Hopeless Part 17

“Lukanya agak dalam, memang sudah boleh pulang tapi harus dirawat dengan hati-hati. Anda harus menjaganya betul-betul.” Pesan dokter itu kembali memenuhi isi kepalaku. Aku merasa amat bersalah, meski masih marah juga. Harusnya aku tak memukulnya dengan terlalu keras.
“Apakah..apakah sakit?” aku ragu menanyakan ini, tentu saja sakit. Maksudku apakah itu sangat sakit?
Alex lama tak menajwabku. Dia memejamkan matanya tapi aku tahu dia sedang tidak tidur dan mendengar pertanyaanku. “sebentar lagi kau akan berurusan dengan pihak berwajib.” Ucapnya dingin.
Hatiku langsung kecut. Pihak berwajib? Hei, bukan aku saja yang salah. Dia bahkan berusaha memperkosaku! Aku cuman mempertahankan diri saja. “kau juga akan masuk bui karna pelecehan seksual!”
“Haha..kau lucu. Apa kau punya bukti?”
Aku begitu terhenyak. Bukti? Apa yang bisa kubuktikan? Kalau dia sih jelas ada, luka di kepalanya itu sudah cukup membuktikan kelakuanku. Aku meringis tertahan. Shit!
“Turunkan aku disini” perintahnya. Ingin sekali aku mengatakan seperti ucapannya beberapa waktu lalu bahwa aku yang punya mobil ini dan aku yang mempunyai kuasa atasnya.. tapi aku juga tak menginginkannya terus-terusan ada di dalam mobilku.
Aku memelankan laju mobil dan meminggirkannya.
Alex turun dan berterima kasih. “Thank’s Viona.”
Aku tak mengerti maksudnya. Berterima kasih buat apa? Buat luka di kepalanya ya?
Tepat ketika aku mau menjalankan mobilku kembali deringan ponsel menghentikan niatku.
“Hallo Rei..”
Dia mengajakku pergi sore ini. Entah kemana katanya rahasia dan aku harus ikut, dia akan menungguku di parkiran kantor. Ah.. iya.. aku harus kembali ke kantor. Dan Yuni! Aku sama sekali lupa, sudah berapa lama ini..
Kulirik jam digital di dashbor, jam 3 lebih.
“Yuni?” aku menghubunginya. “Kau masih di sana?”
“Bu Viona!! Ibu kemana? Kok saya telfon nggak diangkat?” semburnya, yeah aku sepertinya pantas mendapatkannya.
“Maaf, ada keadaan darurat. Kau bisa membereskan peralatan kita di lantai 11, kamar nomor 47. Maaf sekali. Aku akan mengerjakan jurnalnya nanti.”
“Anda nggak apa-apa kan bu?

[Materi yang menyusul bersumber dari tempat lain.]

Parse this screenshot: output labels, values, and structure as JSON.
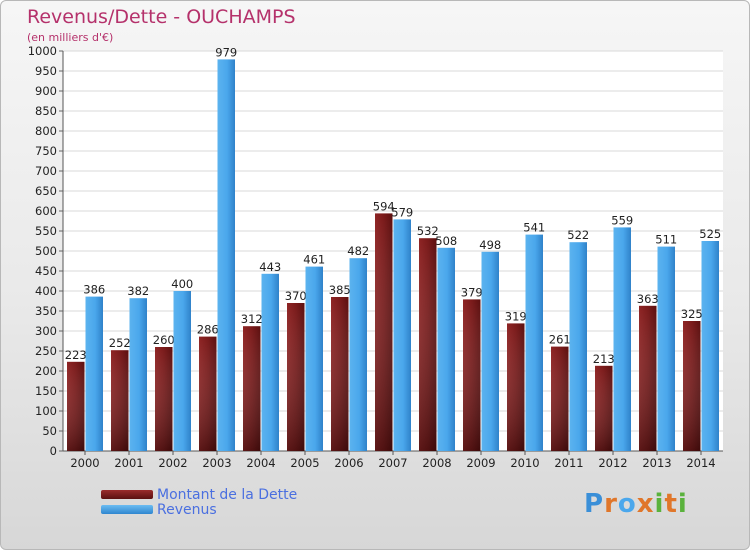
{
  "title": "Revenus/Dette - OUCHAMPS",
  "subtitle": "(en milliers d'€)",
  "colors": {
    "debt": "#7a1e1e",
    "revenue": "#4aa7ec",
    "title": "#b5316b",
    "legend_text": "#4a6fe0"
  },
  "logo": {
    "text": "Proxiti"
  },
  "chart_data": {
    "type": "bar",
    "categories": [
      "2000",
      "2001",
      "2002",
      "2003",
      "2004",
      "2005",
      "2006",
      "2007",
      "2008",
      "2009",
      "2010",
      "2011",
      "2012",
      "2013",
      "2014"
    ],
    "series": [
      {
        "name": "Montant de la Dette",
        "values": [
          223,
          252,
          260,
          286,
          312,
          370,
          385,
          594,
          532,
          379,
          319,
          261,
          213,
          363,
          325
        ]
      },
      {
        "name": "Revenus",
        "values": [
          386,
          382,
          400,
          979,
          443,
          461,
          482,
          579,
          508,
          498,
          541,
          522,
          559,
          511,
          525
        ]
      }
    ],
    "ylim": [
      0,
      1000
    ],
    "yticks": [
      0,
      50,
      100,
      150,
      200,
      250,
      300,
      350,
      400,
      450,
      500,
      550,
      600,
      650,
      700,
      750,
      800,
      850,
      900,
      950,
      1000
    ],
    "grid": true,
    "legend_position": "bottom-left"
  }
}
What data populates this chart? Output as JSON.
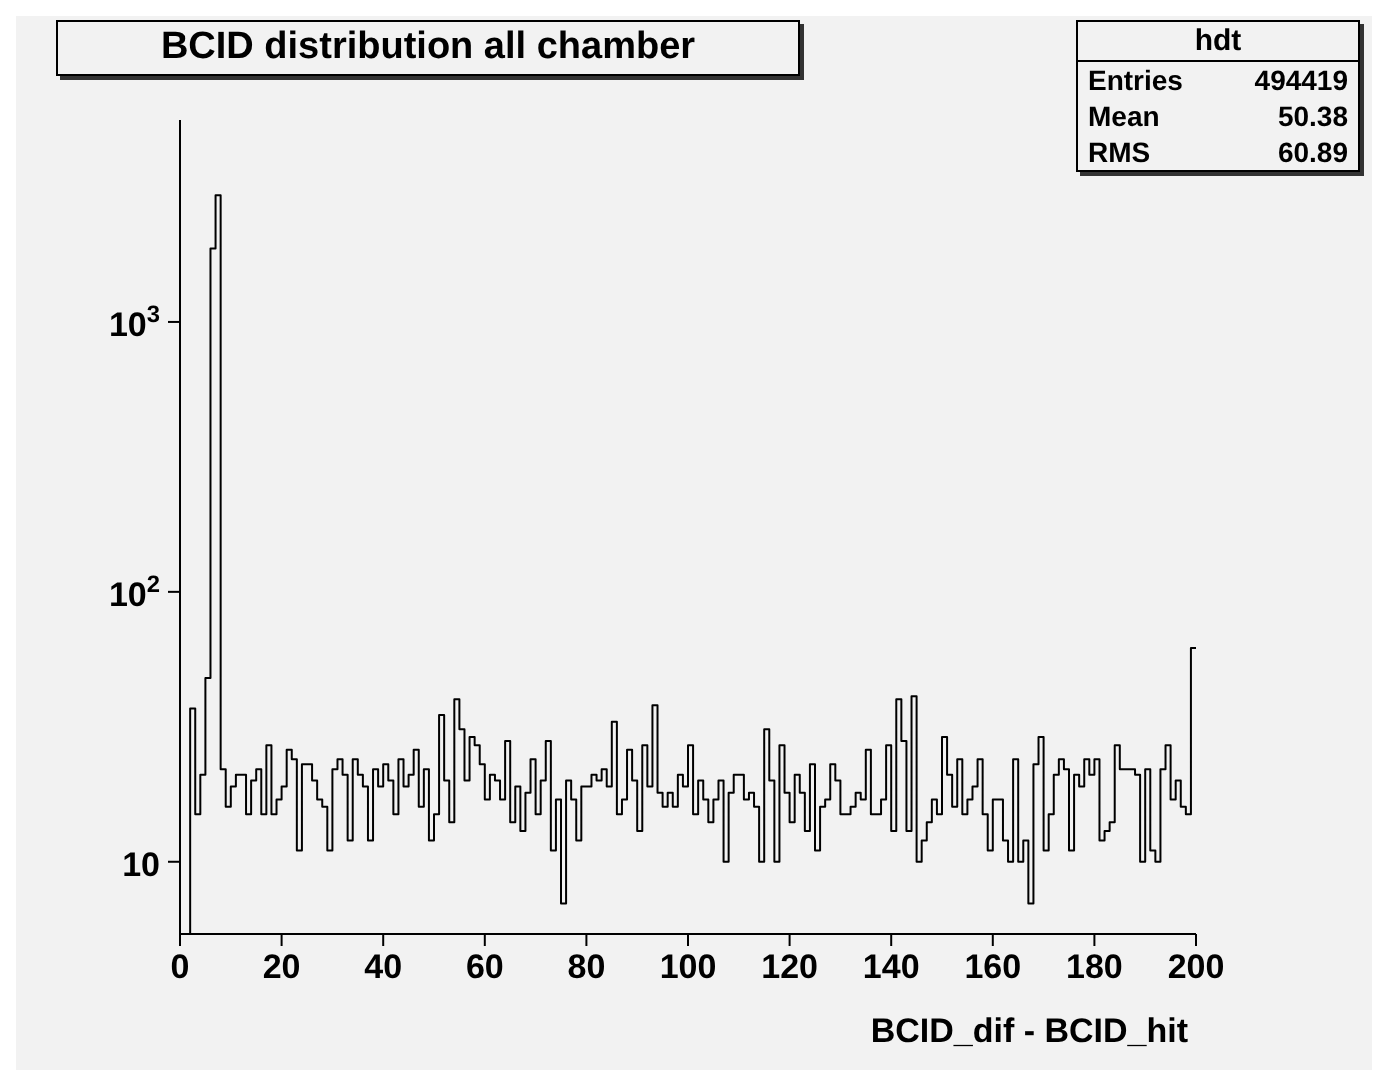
{
  "chart_data": {
    "type": "histogram",
    "title": "BCID distribution all chamber",
    "xlabel": "BCID_dif - BCID_hit",
    "annotations": [
      "hdt",
      "Entries 494419",
      "Mean 50.38",
      "RMS 60.89"
    ],
    "bins": [
      0,
      1,
      2,
      3,
      4,
      5,
      6,
      7,
      8,
      9,
      10,
      11,
      12,
      13,
      14,
      15,
      16,
      17,
      18,
      19,
      20,
      21,
      22,
      23,
      24,
      25,
      26,
      27,
      28,
      29,
      30,
      31,
      32,
      33,
      34,
      35,
      36,
      37,
      38,
      39,
      40,
      41,
      42,
      43,
      44,
      45,
      46,
      47,
      48,
      49,
      50,
      51,
      52,
      53,
      54,
      55,
      56,
      57,
      58,
      59,
      60,
      61,
      62,
      63,
      64,
      65,
      66,
      67,
      68,
      69,
      70,
      71,
      72,
      73,
      74,
      75,
      76,
      77,
      78,
      79,
      80,
      81,
      82,
      83,
      84,
      85,
      86,
      87,
      88,
      89,
      90,
      91,
      92,
      93,
      94,
      95,
      96,
      97,
      98,
      99,
      100,
      101,
      102,
      103,
      104,
      105,
      106,
      107,
      108,
      109,
      110,
      111,
      112,
      113,
      114,
      115,
      116,
      117,
      118,
      119,
      120,
      121,
      122,
      123,
      124,
      125,
      126,
      127,
      128,
      129,
      130,
      131,
      132,
      133,
      134,
      135,
      136,
      137,
      138,
      139,
      140,
      141,
      142,
      143,
      144,
      145,
      146,
      147,
      148,
      149,
      150,
      151,
      152,
      153,
      154,
      155,
      156,
      157,
      158,
      159,
      160,
      161,
      162,
      163,
      164,
      165,
      166,
      167,
      168,
      169,
      170,
      171,
      172,
      173,
      174,
      175,
      176,
      177,
      178,
      179,
      180,
      181,
      182,
      183,
      184,
      185,
      186,
      187,
      188,
      189,
      190,
      191,
      192,
      193,
      194,
      195,
      196,
      197,
      198,
      199,
      200
    ],
    "values": [
      null,
      null,
      37,
      15,
      21,
      48,
      1870,
      2950,
      22,
      16,
      19,
      21,
      21,
      15,
      20,
      22,
      15,
      27,
      15,
      17,
      19,
      26,
      24,
      11,
      23,
      23,
      20,
      17,
      16,
      11,
      22,
      24,
      21,
      12,
      24,
      21,
      19,
      12,
      22,
      19,
      23,
      20,
      15,
      24,
      19,
      21,
      26,
      16,
      22,
      12,
      15,
      35,
      20,
      14,
      40,
      31,
      20,
      29,
      27,
      23,
      17,
      21,
      20,
      17,
      28,
      14,
      19,
      13,
      18,
      24,
      15,
      20,
      28,
      11,
      17,
      7,
      20,
      17,
      12,
      19,
      19,
      21,
      20,
      22,
      19,
      33,
      15,
      17,
      26,
      20,
      13,
      27,
      19,
      38,
      18,
      16,
      18,
      16,
      21,
      19,
      27,
      15,
      20,
      17,
      14,
      17,
      20,
      10,
      18,
      21,
      21,
      17,
      18,
      16,
      10,
      31,
      20,
      10,
      27,
      18,
      14,
      21,
      18,
      13,
      23,
      11,
      16,
      17,
      23,
      20,
      15,
      15,
      16,
      18,
      17,
      26,
      15,
      15,
      17,
      27,
      13,
      40,
      28,
      13,
      41,
      10,
      12,
      14,
      17,
      15,
      29,
      21,
      16,
      24,
      15,
      17,
      19,
      24,
      15,
      11,
      17,
      17,
      12,
      10,
      24,
      10,
      12,
      7,
      23,
      29,
      11,
      15,
      21,
      24,
      22,
      11,
      21,
      19,
      24,
      21,
      24,
      12,
      13,
      14,
      27,
      22,
      22,
      22,
      21,
      10,
      22,
      11,
      10,
      22,
      27,
      17,
      20,
      16,
      15,
      62
    ],
    "color": "#000000",
    "xlim": [
      0,
      200
    ],
    "xticks": [
      0,
      20,
      40,
      60,
      80,
      100,
      120,
      140,
      160,
      180,
      200
    ],
    "ylim": [
      5.4,
      5600
    ],
    "yticks": [
      {
        "value": 10,
        "label": "10"
      },
      {
        "value": 100,
        "label": "10$^{2}$"
      },
      {
        "value": 1000,
        "label": "10$^{3}$"
      }
    ],
    "log": "y"
  }
}
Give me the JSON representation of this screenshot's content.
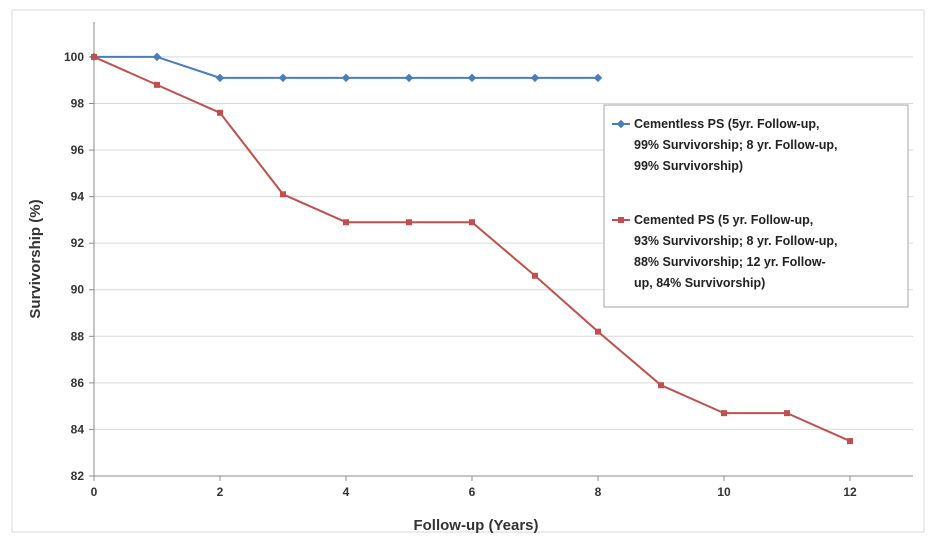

Baiklah akan saya kerjakan.” Baik juga dia mengkhawatirkanku.
“Saya nggak papa. Makasih yun, kamu bisa langsung pulang nanti setelah selesai.”
“Thank’s mam.”
Oke. Sekarang ke kantor.
.
.
.
.
“Kau suka yang mana?” ternyata Rei mengajakku ke sini.. ke toko, toko perhiasan. Katanya ini akan jadi mas kawin kita. Aduh.. serius amat nih si Rei.
“Ini adalah koleksi terbaik di sini, anda bisa juga memesannya sesuai selera.”
“Yang mana saja Rei, terserah.” Aku tak ingin memilih-milih. Aku juga lelah sekali hari ini dan ingin cepet tidur.
“Kalau begitu yang ini saja.” Rei langsung memutuskan tanpa melihat lagi. Dia sepertinya tahu aku lelah. “Vio, kita akan ke satu tempat lagi. Kau enggak terlalu capek kan?” sopan sekali dia menanyaiku dulu.
“Ah..tidak.”
Satu tempat lagi sepertinya aku masih kuat. Dan kemana lagi aku akan dibawanya pergi? Aku memandangi pekatnya malam dari dalam jendela mobil Rei. Aku menimbang-nimbang lagi, sebentar lagi aku akan jadi istrinya,dan dia akan menjadi suamiku secara sah. Tapi kami tak lebih dari dua orang yang terikat kontrak, dan setelah itu kami akan bercerai. Aku mungkin akan pindah ke tempat terpencil dan pensiun dini, hmm.. atau membuat usaha kecil, atau apalah. Pokoknya menyibukkan diri..
“Viona.. kita sudah sampai.”Rei me,bangunkanku dari tidur ayamku. Aku langsung melempar pandangan keluar. Perutku langsung mual saat mengetahui tempatku berada kini. Secepat inikah Rei mempersiapkan pernikahan kami. Bahkan dia belum menemui keluargaku sama sekali.
“Ayo.” Rei menghelaku untuk segera turun dari mobil dan membuntutinya menuju sebuah sebuah butik. Ini bukan butik yang waktu itu. Ini beda lagi. Hawa saat memasuki butik itu sangat hening, tenang, dan sakral..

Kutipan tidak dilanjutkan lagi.